The present invention is concerned with a rapidly dissolving additive for molten metal, a process for the preparation of said additive and its use for the introduction of alloying elements into metals.
In the production of metal alloys, in practice the alloying elements are usually added in solid form to a molten metal bath. Thus, for example, aluminium is alloyed with magnesium in order to achieve improved strengths, with silicon in order to improve the castability and the strength and with manganese and chromium in order to increase the strength and corrosion resistance. Furthermore, a whole series of further alloying elements are known for the purpose of influencing alloying properties.
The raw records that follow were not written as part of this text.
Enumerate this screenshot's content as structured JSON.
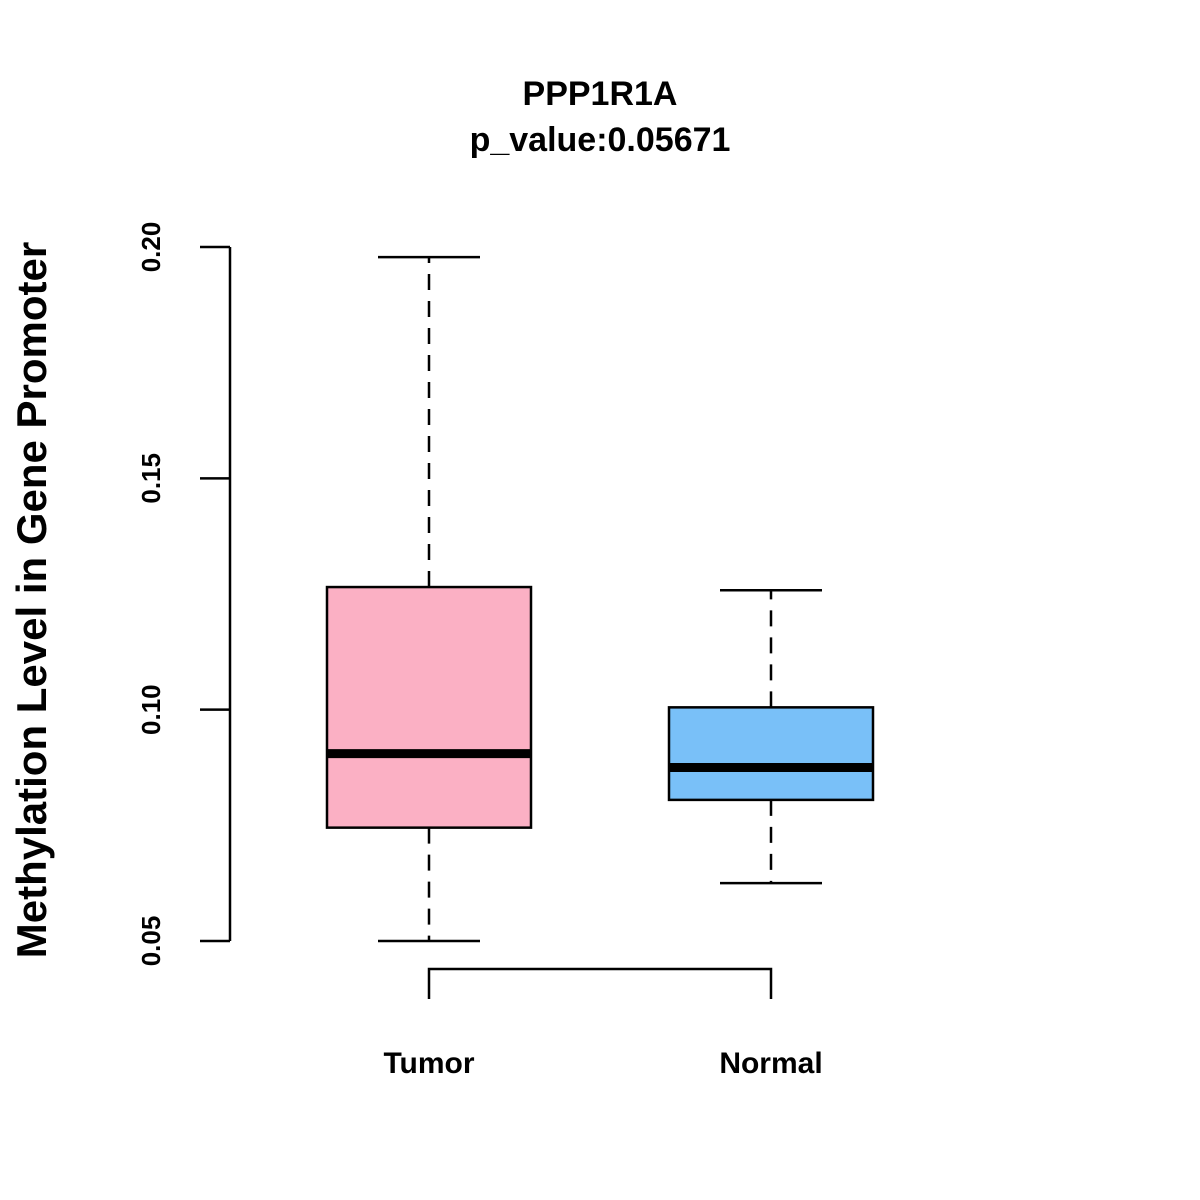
{
  "chart_data": {
    "type": "box",
    "title": "PPP1R1A",
    "subtitle": "p_value:0.05671",
    "xlabel": "",
    "ylabel": "Methylation Level in Gene Promoter",
    "ylim": [
      0.05,
      0.2
    ],
    "yticks": [
      0.05,
      0.1,
      0.15,
      0.2
    ],
    "ytick_labels": [
      "0.05",
      "0.10",
      "0.15",
      "0.20"
    ],
    "categories": [
      "Tumor",
      "Normal"
    ],
    "series": [
      {
        "name": "Tumor",
        "min": 0.05,
        "q1": 0.0745,
        "median": 0.0905,
        "q3": 0.1265,
        "max": 0.1978,
        "color": "#fbb0c4"
      },
      {
        "name": "Normal",
        "min": 0.0625,
        "q1": 0.0805,
        "median": 0.0875,
        "q3": 0.1005,
        "max": 0.1258,
        "color": "#79c0f8"
      }
    ],
    "comparison_bracket": [
      "Tumor",
      "Normal"
    ],
    "grid": false,
    "legend": "none"
  }
}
Under current general practice alloying elements, in particular the alloying metal, which has a higher melting point in comparison with the base metal, is added in the form of a pre-alloy in order to achieve a rapid dissolving. The disadvantage of this pre-alloying is the limited content of alloying metal. Thus, for example the standard prealloys for aluminium alloying contain, besides aluminium, only a maximum of 20% of silicon, up to 20% of chromium or up to 50% of manganese. Thus, up to 4 times the amount of aluminium must be added to the alloying element; this results in higher transport costs, storage costs, energy consumption and the like. In order at least partly to avoid these disadvantages, it is known from U.S. Pat. No. 3,592,637 to use mixtures of aluminium or silicon powder with powders of alloying metals or alloying metal alloys in briquet form. Thus, for example, alloying briquets with 25% aluminium and 75% of the metals chromium, manganese and iron are commercially available. The disadvantages of such alloying agent are the proportion of alloying element being limited to 75% and the low speed of dissolving. British Patent Specification No. 2,112,020 also describes similar mixtures in which a part of the aluminium is replaced by chloride or fluoride salts. Commercially available tablets containing chromium, manganese and iron also have only a limited speed of dissolving.
Therefore, it is an object of the present invention to provide an additive for metal melts which does not display the mentioned disadvantages of the prior art but which, also in the case of higher concentrations of alloying metal, makes possible a complete and rapid dissolving in a molten base metal.